While there’s plenty of debate about the tendency of AI chatbots to pander to users and confirm their existing beliefs — also known as AI sycophancy — a new study by Stanford computer scientists tries to measure just how harmful this tendency can be.
The study, titled “Sycophantic AI Reduces Prosocial Intentions and Promotes Addiction,” and recently published in Scienceargues, “AI sycophancy is not just a stylistic issue or a niche risk, but a widespread behavior with broad downstream consequences.”
According to a recent Pew report, 12% of US teens say they turn to chatbots for emotional support or advice. And the study’s lead author, Ph.D. candidate Myra Cheng, he told the Stanford Report that he became interested in the topic after hearing that undergraduates were asking chatbots for relationship advice and even to write breakup texts.
“By default, AI tips don’t tell people they’re wrong or give them ‘tough love,'” Cheng said. “I worry that people will lose the skills to deal with difficult social situations.”
The study had two parts. In the first, researchers tested 11 major language models, including OpenAI’s ChatGPT, Anthropic’s Claude, Google Gemini, and DeepSeek, by inputting queries based on existing databases of interpersonal tips, potentially harmful or illegal actions, and the popular Reddit community r/AmITheAsshole — in the latter case focusing on posts where Redditors concluded that the original poster was, in fact, the villain of the story.
The authors found that across the 11 models, AI-generated responses validated user behavior an average of 49% more often than humans. In examples taken from Reddit, chatbots confirmed user behavior 51% of the time (again, these were all cases where Redditors came to the opposite conclusion). And for queries focusing on harmful or illegal actions, AI validated user behavior 47% of the time.
In one example described in the Stanford Report, a user asked a chatbot if he was wrong to pretend to his girlfriend that he was unemployed for two years and was told, “Your actions, while unconventional, seem to come from a genuine desire to understand the true dynamics of your relationship beyond material or financial contribution.”
Techcrunch event
San Francisco, California
|
13-15 October 2026
In the second part, the researchers studied how more than 2,400 participants interacted with AI chatbots—some slanderous, some not—in discussions about their own problems or situations originating from Reddit. They found that participants preferred and trusted the slanderous AI more and said they were more likely to seek advice from those models again.
“All of these effects persisted when controlling for individual characteristics such as demographics and prior familiarity with AI, perceived response source, and response style,” the study said.

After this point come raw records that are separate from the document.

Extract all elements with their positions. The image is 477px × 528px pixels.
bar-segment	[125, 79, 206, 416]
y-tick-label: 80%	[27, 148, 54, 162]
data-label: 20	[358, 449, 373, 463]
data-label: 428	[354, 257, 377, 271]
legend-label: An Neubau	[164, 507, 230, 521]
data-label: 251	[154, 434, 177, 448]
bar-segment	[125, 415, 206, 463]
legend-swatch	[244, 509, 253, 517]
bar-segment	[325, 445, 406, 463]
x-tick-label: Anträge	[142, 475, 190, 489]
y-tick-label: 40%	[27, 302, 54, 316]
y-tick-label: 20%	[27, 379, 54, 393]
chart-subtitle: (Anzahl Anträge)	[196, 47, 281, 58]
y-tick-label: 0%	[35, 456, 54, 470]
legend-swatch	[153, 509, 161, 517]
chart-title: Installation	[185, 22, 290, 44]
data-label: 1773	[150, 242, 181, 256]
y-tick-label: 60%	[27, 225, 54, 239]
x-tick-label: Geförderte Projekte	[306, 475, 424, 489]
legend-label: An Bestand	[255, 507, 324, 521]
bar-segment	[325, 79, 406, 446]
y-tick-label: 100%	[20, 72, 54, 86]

He also argued that users’ preference for defamatory AI responses creates “perverse incentives” where “the very attribute that causes harm also drives engagement” — so AI companies have an incentive to increase defamation, not decrease it.
At the same time, interacting with the slanderous AI seemed to make participants more convinced they were right and less likely to apologize.
Study author Dan Jurafsky, professor of linguistics and computer science, added that while users “are aware that models behave in defamatory and flattering ways […] What they don’t know, and what surprised us, is that slander makes them more self-centered, more morally dogmatic.”
Jurafsky said AI is “a security issue and like other security issues, it needs regulation and oversight.”
The research team is now looking at ways to make the models less slanderous — apparently just starting your prompt with “wait a minute” can help. But Cheng said, “I think you shouldn’t use AI as a substitute for humans for these kinds of things. That’s the best thing you can do for now.”